Há  um  período em que os pais vão ficando órfãos de seus  próprios filhos.
É que as crianças crescem  independentes  de nós, como  árvores tagarelas
e pássaros estabanados.

Crescem sem pedir licença à vida.
Crescem com uma estridência alegre e, às vezes com alardeada arrogância.
Mas não crescem todos os dias, de igual maneira, crescem de repente.
Um dia sentam-se perto de você no terraço e dizem uma frase com tal
maneira  que você sente que não pode mais trocar as fraldas  daquela
 criatura.

Onde  é que andou crescendo aquela danadinha que você não  percebeu?
Cadê  a  pazinha  de  brincar  na areia,  as festinhas de aniversário  com
palhaços e o primeiro uniforme do maternal?
A   criança   está   crescendo  num  ritual  de  obediência   orgânica    e
desobediência  civil.  E  você  está  agora  ali,  na   porta da  discoteca,
esperando que ela não apenas cresça, mas apareça...
Ali estão muitos pais ao volante, esperando que eles saiam esfuziantes
 e cabelos longos, soltos.

Entre hambúrgueres e refrigerantes nas esquinas, lá estão nossos filhos
 com uniforme de sua geração.
Esses  são  os  filhos que conseguimos gerar e amar, apesar dos golpes
 dos ventos, das colheitas, das notícias, e da ditadura das horas.
E eles crescem meio amestrados, observando e aprendendo com nossos acertos e erros.
Principalmente com os erros que esperamos que não se repitam.

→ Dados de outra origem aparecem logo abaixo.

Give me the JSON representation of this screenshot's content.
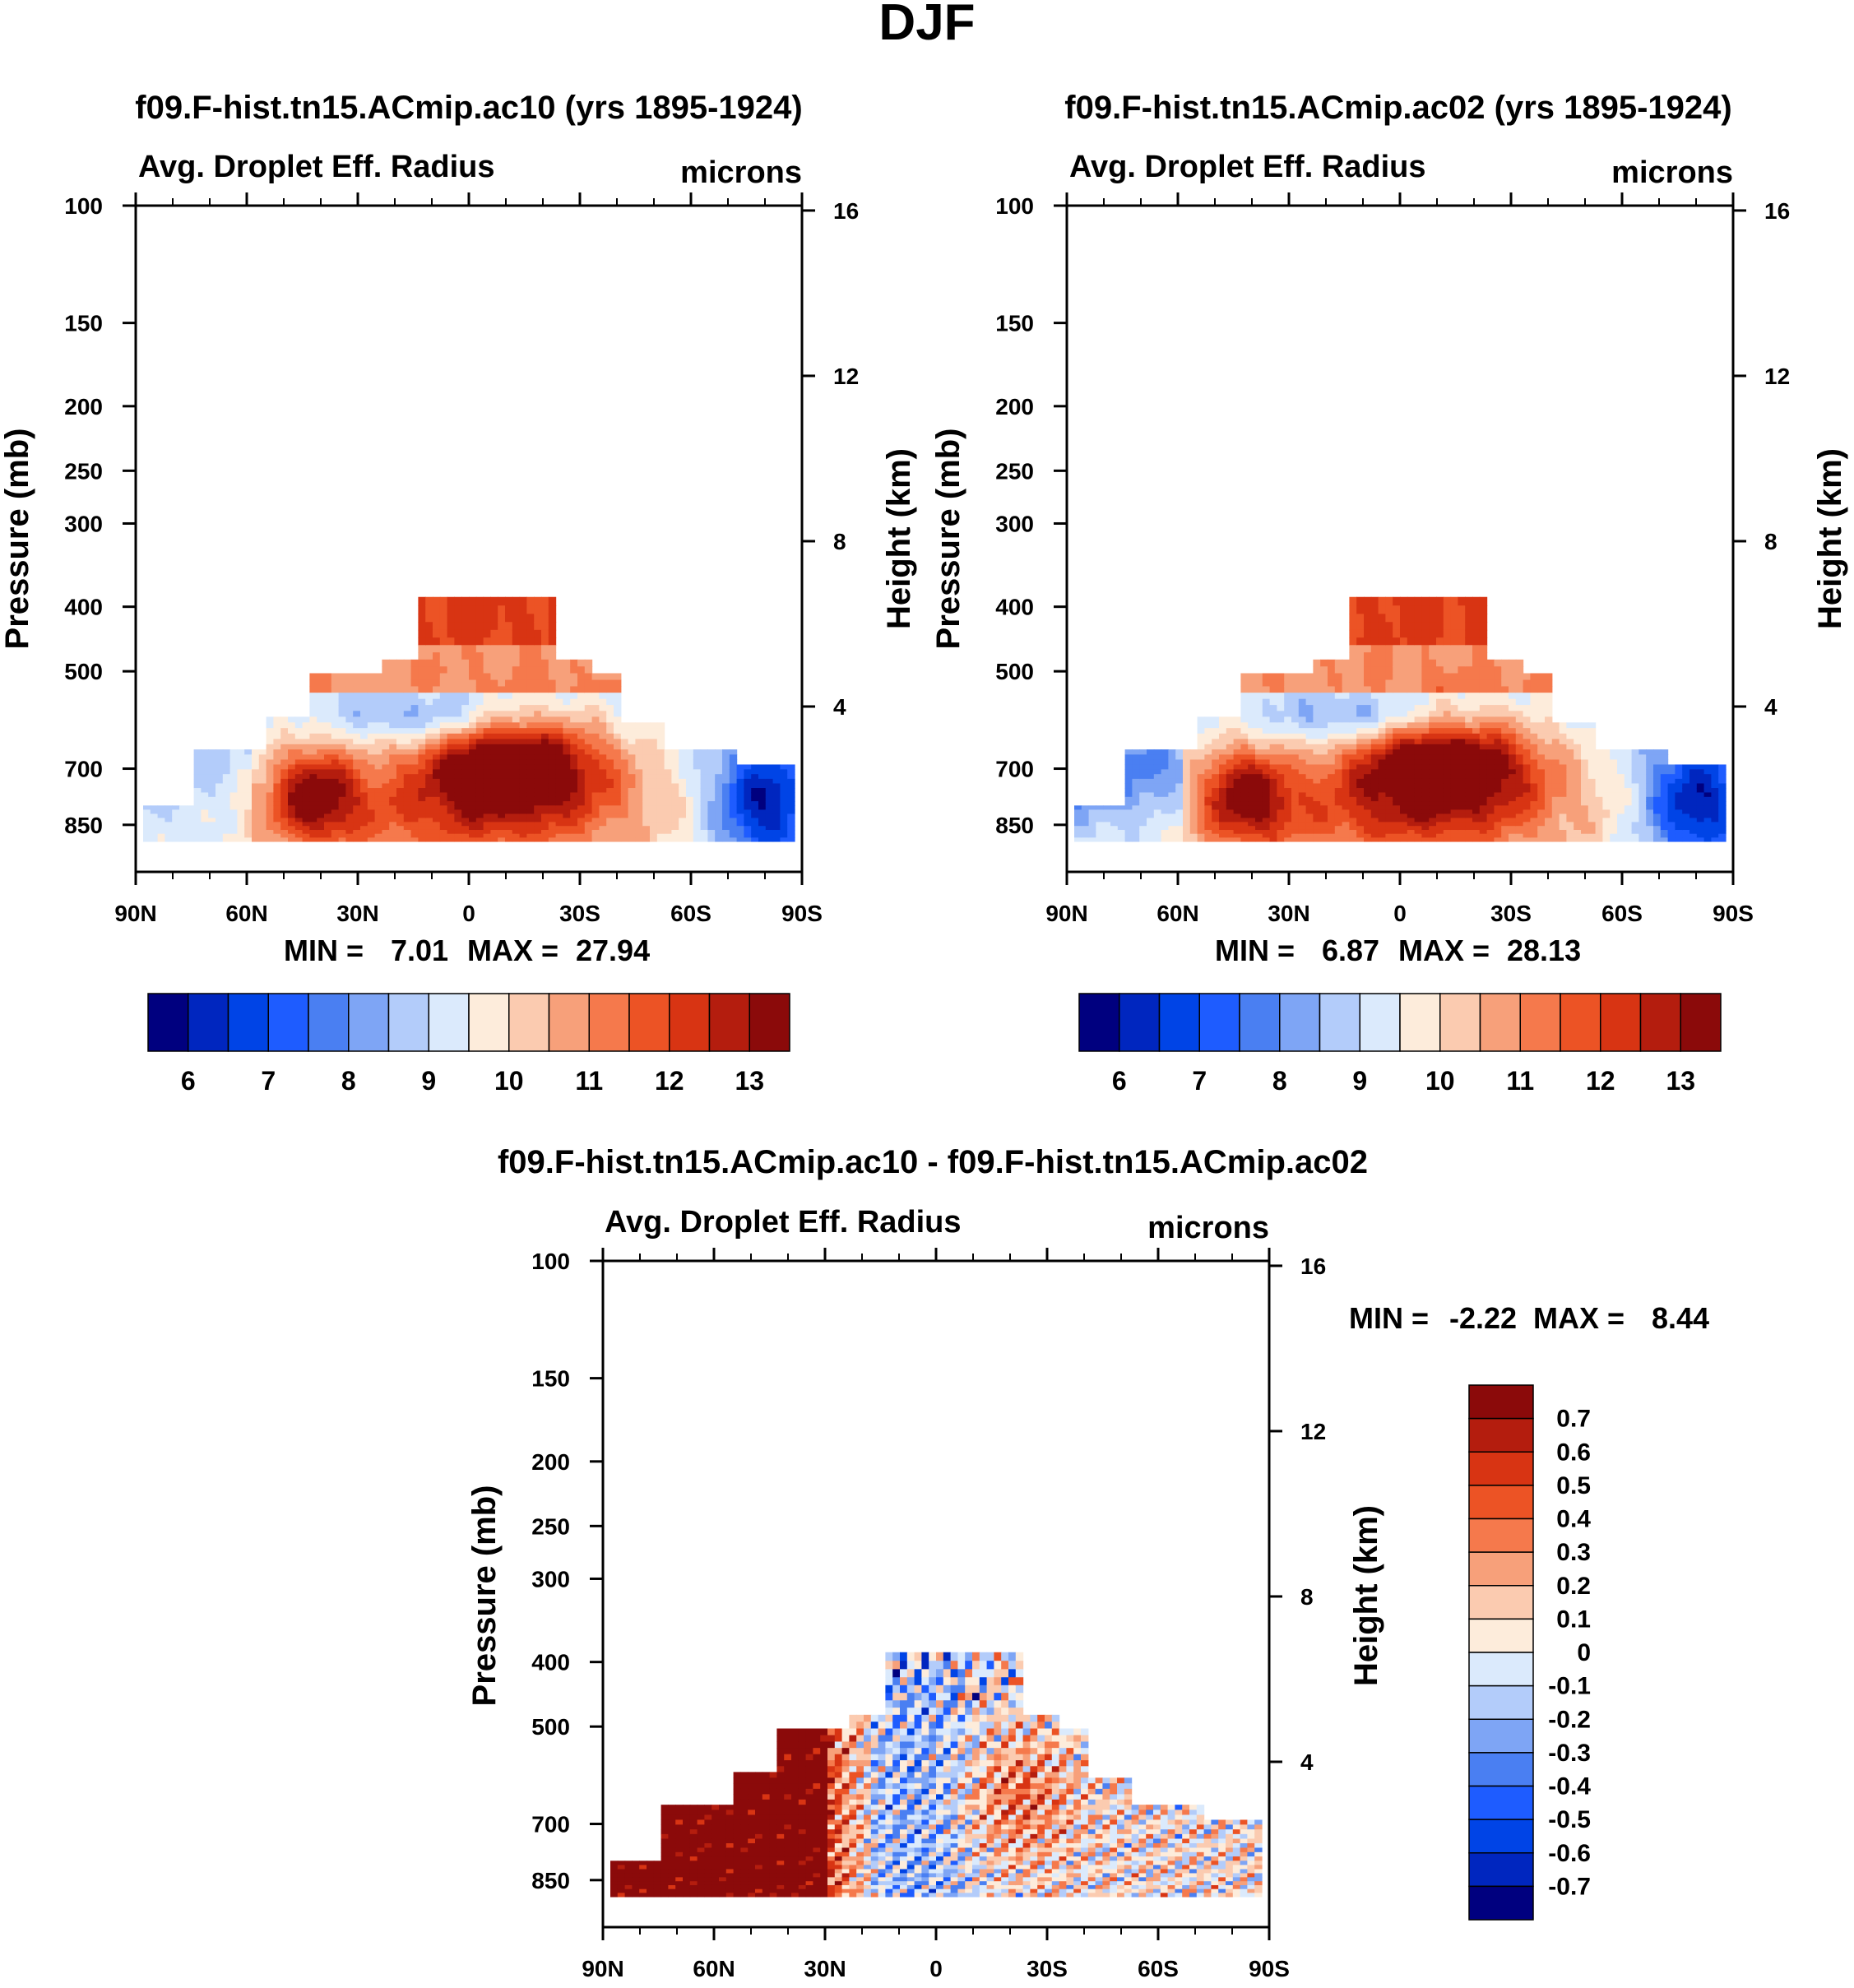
{
  "page_title": "DJF",
  "colors": {
    "ramp_abs": [
      "#00007f",
      "#0026bf",
      "#0044e6",
      "#1e5cff",
      "#4a7ff2",
      "#7ea5f5",
      "#b3ccfa",
      "#dbeafc",
      "#fdecdb",
      "#fbcbb0",
      "#f7a07a",
      "#f5794c",
      "#ec5325",
      "#d83413",
      "#b41d0e",
      "#8b0a0a"
    ],
    "ramp_diff": [
      "#00007f",
      "#0026bf",
      "#0044e6",
      "#1e5cff",
      "#4a7ff2",
      "#7ea5f5",
      "#b3ccfa",
      "#dbeafc",
      "#fdecdb",
      "#fbcbb0",
      "#f7a07a",
      "#f5794c",
      "#ec5325",
      "#d83413",
      "#b41d0e",
      "#8b0a0a"
    ]
  },
  "chart_data": [
    {
      "type": "heatmap",
      "title": "f09.F-hist.tn15.ACmip.ac10 (yrs 1895-1924)",
      "left_title": "Avg. Droplet Eff. Radius",
      "right_title": "microns",
      "ylabel": "Pressure (mb)",
      "y2label": "Height (km)",
      "x_ticks": [
        "90N",
        "60N",
        "30N",
        "0",
        "30S",
        "60S",
        "90S"
      ],
      "y_ticks": [
        "100",
        "150",
        "200",
        "250",
        "300",
        "400",
        "500",
        "700",
        "850"
      ],
      "y2_ticks": [
        "16",
        "12",
        "8",
        "4"
      ],
      "stats": {
        "min_label": "MIN =",
        "min": "7.01",
        "max_label": "MAX =",
        "max": "27.94"
      },
      "colorbar_labels": [
        "6",
        "7",
        "8",
        "9",
        "10",
        "11",
        "12",
        "13"
      ],
      "levels": [
        5.5,
        6,
        6.5,
        7,
        7.5,
        8,
        8.5,
        9,
        9.5,
        10,
        10.5,
        11,
        11.5,
        12,
        12.5,
        13
      ]
    },
    {
      "type": "heatmap",
      "title": "f09.F-hist.tn15.ACmip.ac02 (yrs 1895-1924)",
      "left_title": "Avg. Droplet Eff. Radius",
      "right_title": "microns",
      "ylabel": "Pressure (mb)",
      "y2label": "Height (km)",
      "x_ticks": [
        "90N",
        "60N",
        "30N",
        "0",
        "30S",
        "60S",
        "90S"
      ],
      "y_ticks": [
        "100",
        "150",
        "200",
        "250",
        "300",
        "400",
        "500",
        "700",
        "850"
      ],
      "y2_ticks": [
        "16",
        "12",
        "8",
        "4"
      ],
      "stats": {
        "min_label": "MIN =",
        "min": "6.87",
        "max_label": "MAX =",
        "max": "28.13"
      },
      "colorbar_labels": [
        "6",
        "7",
        "8",
        "9",
        "10",
        "11",
        "12",
        "13"
      ],
      "levels": [
        5.5,
        6,
        6.5,
        7,
        7.5,
        8,
        8.5,
        9,
        9.5,
        10,
        10.5,
        11,
        11.5,
        12,
        12.5,
        13
      ]
    },
    {
      "type": "heatmap",
      "title": "f09.F-hist.tn15.ACmip.ac10 - f09.F-hist.tn15.ACmip.ac02",
      "left_title": "Avg. Droplet Eff. Radius",
      "right_title": "microns",
      "ylabel": "Pressure (mb)",
      "y2label": "Height (km)",
      "x_ticks": [
        "90N",
        "60N",
        "30N",
        "0",
        "30S",
        "60S",
        "90S"
      ],
      "y_ticks": [
        "100",
        "150",
        "200",
        "250",
        "300",
        "400",
        "500",
        "700",
        "850"
      ],
      "y2_ticks": [
        "16",
        "12",
        "8",
        "4"
      ],
      "stats": {
        "min_label": "MIN =",
        "min": "-2.22",
        "max_label": "MAX =",
        "max": "8.44"
      },
      "colorbar_labels": [
        "0.7",
        "0.6",
        "0.5",
        "0.4",
        "0.3",
        "0.2",
        "0.1",
        "0",
        "-0.1",
        "-0.2",
        "-0.3",
        "-0.4",
        "-0.5",
        "-0.6",
        "-0.7"
      ],
      "levels": [
        -0.7,
        -0.6,
        -0.5,
        -0.4,
        -0.3,
        -0.2,
        -0.1,
        0,
        0.1,
        0.2,
        0.3,
        0.4,
        0.5,
        0.6,
        0.7
      ]
    }
  ]
}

Há um período em que os pais vão ficando um pouco órfãos dos filhos.
Não mais os pegaremos nas portas das discotecas e das festas.
Passou o tempo do ballet, do inglês, da natação e do judô.
Saíram  do  banco  de trás e passaram para o volante de suas próprias
vidas.  Deveríamos   ter  ido  mais  à  cama  deles  ao  anoitecer  para
ouvirmos   sua  alma  respirando  conversas  e  confidências  entre  os
lençóis da infância, e os adolescentes cobertores daquele quarto cheio
 de adesivos, posters, agendas coloridas e discos ensurdecedores.

Não os levamos suficientemente ao Playcenter, ao shopping, não lhes
demos suficientes hambúrgueres e refrigerantes, não lhes compramos
todos os sorvetes e roupas que gostaríamos de ter comprado.

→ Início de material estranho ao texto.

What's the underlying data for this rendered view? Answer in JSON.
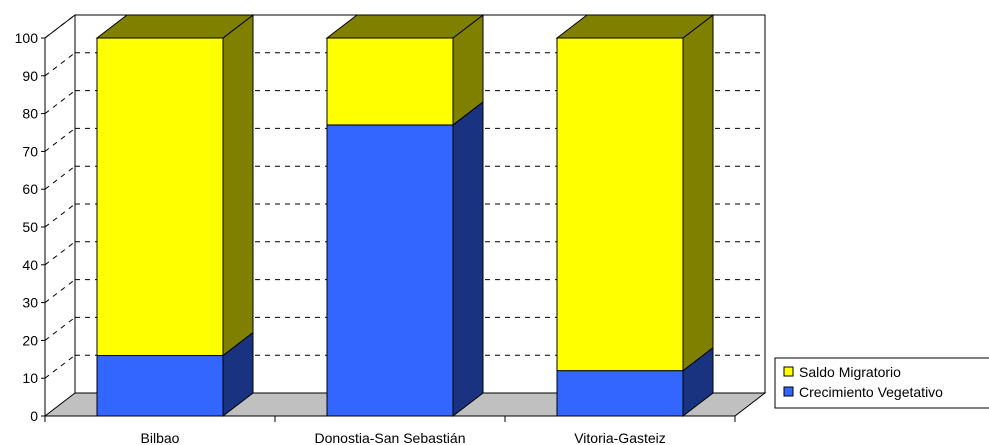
{
  "chart_data": {
    "type": "bar",
    "stacked": true,
    "three_d": true,
    "categories": [
      "Bilbao",
      "Donostia-San Sebastián",
      "Vitoria-Gasteiz"
    ],
    "series": [
      {
        "name": "Crecimiento Vegetativo",
        "values": [
          16,
          77,
          12
        ],
        "color": "#3366ff",
        "side_color": "#1a3380"
      },
      {
        "name": "Saldo Migratorio",
        "values": [
          84,
          23,
          88
        ],
        "color": "#ffff00",
        "side_color": "#808000"
      }
    ],
    "y_ticks": [
      "0",
      "10",
      "20",
      "30",
      "40",
      "50",
      "60",
      "70",
      "80",
      "90",
      "100"
    ],
    "ylim": [
      0,
      100
    ],
    "grid": "dashed",
    "legend_position": "bottom-right",
    "floor_color": "#c0c0c0"
  }
}
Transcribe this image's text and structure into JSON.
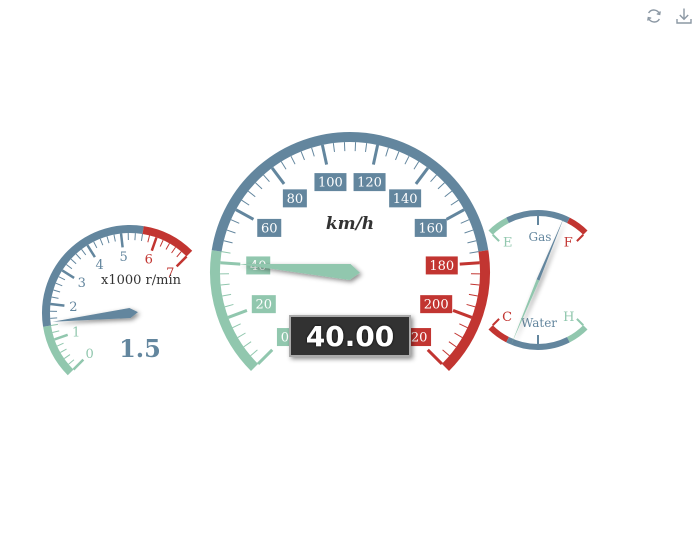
{
  "toolbar": {
    "buttons": [
      {
        "name": "restore",
        "icon": "refresh-icon"
      },
      {
        "name": "save-as-image",
        "icon": "download-icon"
      }
    ]
  },
  "colors": {
    "green": "#91c7ae",
    "blue": "#63869e",
    "red": "#c23531",
    "display_bg": "#333333",
    "display_text": "#ffffff",
    "pointer_speed": "#91c7ae",
    "pointer_rpm": "#63869e",
    "pointer_fuel": "#63869e",
    "pointer_temp": "#91c7ae"
  },
  "chart_data": [
    {
      "type": "gauge",
      "name": "speed",
      "unit_label": "km/h",
      "min": 0,
      "max": 220,
      "split_number": 11,
      "tick_labels": [
        "0",
        "20",
        "40",
        "60",
        "80",
        "100",
        "120",
        "140",
        "160",
        "180",
        "200",
        "220"
      ],
      "value": 40,
      "value_display": "40.00",
      "color_bands": [
        {
          "to_fraction": 0.2,
          "color": "green"
        },
        {
          "to_fraction": 0.8,
          "color": "blue"
        },
        {
          "to_fraction": 1.0,
          "color": "red"
        }
      ]
    },
    {
      "type": "gauge",
      "name": "rpm",
      "unit_label": "x1000 r/min",
      "min": 0,
      "max": 7,
      "split_number": 7,
      "tick_labels": [
        "0",
        "1",
        "2",
        "3",
        "4",
        "5",
        "6",
        "7"
      ],
      "value": 1.5,
      "value_display": "1.5",
      "color_bands": [
        {
          "to_fraction": 0.2,
          "color": "green"
        },
        {
          "to_fraction": 0.8,
          "color": "blue"
        },
        {
          "to_fraction": 1.0,
          "color": "red"
        }
      ]
    },
    {
      "type": "gauge",
      "name": "fuel",
      "title": "Gas",
      "min": 0,
      "max": 2,
      "end_labels": {
        "min": "E",
        "max": "F"
      },
      "value": 1.5,
      "color_bands": [
        {
          "to_fraction": 0.2,
          "color": "green"
        },
        {
          "to_fraction": 0.8,
          "color": "blue"
        },
        {
          "to_fraction": 1.0,
          "color": "red"
        }
      ]
    },
    {
      "type": "gauge",
      "name": "temperature",
      "title": "Water",
      "min": 0,
      "max": 2,
      "end_labels": {
        "min": "C",
        "max": "H"
      },
      "value": 0.5,
      "color_bands": [
        {
          "to_fraction": 0.2,
          "color": "red"
        },
        {
          "to_fraction": 0.8,
          "color": "blue"
        },
        {
          "to_fraction": 1.0,
          "color": "green"
        }
      ]
    }
  ]
}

Eles cresceram sem que esgotássemos neles todo o nosso afeto.
No princípio iam à casa de praia entre embrulhos, bolachas,
engarrafamentos, natais, páscoas, piscinas e amiguinhos.

Sim havia as brigas dentro do carro, a disputa pela janela, os pedidos
de chicletes e cantorias sem fim.
Depois chegou o tempo em que viajar com os pais começou a ser um
esforço,  um  sofrimento,  pois  era  impossível  deixar  a turma e os
 primeiros namorados.
Os pais  ficaram  exilados  dos  filhos.  Tinham  a solidão que sempre
 desejaram, mas, de repente, morriam de saudades daquelas "pestes".

Chega  o  momento  em  que  só  nos  resta ficar de longe torcendo e
 rezando  muito  para  que  eles  acertem  nas  escolhas  em busca da
felicidade.
E que a conquistem do modo mais completo possível.

O jeito é esperar: qualquer hora podem nos dar netos.

O  neto  é  a  hora  do carinho ocioso  e  estocado, não exercido nos
próprios filhos e que não pode morrer conosco.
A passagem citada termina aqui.